For one thing, the steering — electrically assisted, whereas the current GT uses hydraulic assistance — is a vast improvement in terms of precision, feedback and accuracy. The front end also gets into a corner so much more willingly, and then holds a much better line, rather than washing out.
Thanks to the clever Bentley Dynamic Ride antiroll system, the body remains uncannily flat in the bends, too. The dual-clutch gearbox is also much snappier, the steering-wheel-mounted paddles are easier to operate and the engine is much more responsive. With more than 600hp on tap, the new car doesn’t have a great deal more power than the outgoing one, but it feels so much more accelerative.
There’s torque vectoring by braking on both axles now, which makes the car nimble and agile, and the new variable four-wheel drive system is much smarter. Most of the time, it powers the rear wheels only, but when necessary, it can divert up to 100% of the available torque to the front axle.
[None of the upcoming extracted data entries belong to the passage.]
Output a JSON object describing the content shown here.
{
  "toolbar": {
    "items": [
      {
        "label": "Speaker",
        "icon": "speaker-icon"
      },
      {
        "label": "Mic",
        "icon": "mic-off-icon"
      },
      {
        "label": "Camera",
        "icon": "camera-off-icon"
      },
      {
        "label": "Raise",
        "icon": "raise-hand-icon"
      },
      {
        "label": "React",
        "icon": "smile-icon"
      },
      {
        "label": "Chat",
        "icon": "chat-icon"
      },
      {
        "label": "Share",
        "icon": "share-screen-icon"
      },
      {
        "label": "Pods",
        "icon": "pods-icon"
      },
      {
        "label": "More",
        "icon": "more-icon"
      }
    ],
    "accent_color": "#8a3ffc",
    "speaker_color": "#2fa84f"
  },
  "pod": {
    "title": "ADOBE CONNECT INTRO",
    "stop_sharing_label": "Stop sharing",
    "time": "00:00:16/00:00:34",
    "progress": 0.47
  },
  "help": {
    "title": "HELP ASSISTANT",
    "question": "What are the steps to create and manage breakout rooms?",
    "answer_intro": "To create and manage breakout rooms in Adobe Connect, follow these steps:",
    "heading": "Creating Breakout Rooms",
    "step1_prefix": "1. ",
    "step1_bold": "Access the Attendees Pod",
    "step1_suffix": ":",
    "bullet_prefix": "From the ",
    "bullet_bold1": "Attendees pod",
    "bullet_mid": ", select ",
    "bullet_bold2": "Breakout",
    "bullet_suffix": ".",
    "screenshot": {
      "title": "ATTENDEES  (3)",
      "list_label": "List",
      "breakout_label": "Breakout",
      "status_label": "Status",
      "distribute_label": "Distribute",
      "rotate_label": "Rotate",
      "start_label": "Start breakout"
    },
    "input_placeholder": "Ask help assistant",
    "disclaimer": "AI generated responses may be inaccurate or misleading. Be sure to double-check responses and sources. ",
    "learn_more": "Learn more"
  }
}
The Continental GT hasn’t suddenly been transformed into some crazed drift monster, but it does feel supremely well balanced and secure under power and there is a useful amount of adjustability in the chassis. The stability control doesn’t feel terribly refined when you really wring the car out, though, the whole body juddering as the car strains against its electronic safety nets.
At least, it doesn’t just abruptly cut drive like the least subtle systems can do.
When exiting tight corners with those safety nets turned off, I was surprised to see great plumes of smoke appear behind the car as the unloaded inside rear wheel torched its rubber. The Continental GT wouldn’t snap into power oversteer, notably, but that manic wheelspin did seem a touch unrefined.
The seating position is vastly superior, too, sitting you low in the car rather than perching you up high. It remains to be seen how any of that translates onto the road, which is all that really matters.
But the signs are that the new Continental GT will be a huge step on from the current model. It really should be, of course: Bentley has had 14 years to think about how Old Faithful could be bettered.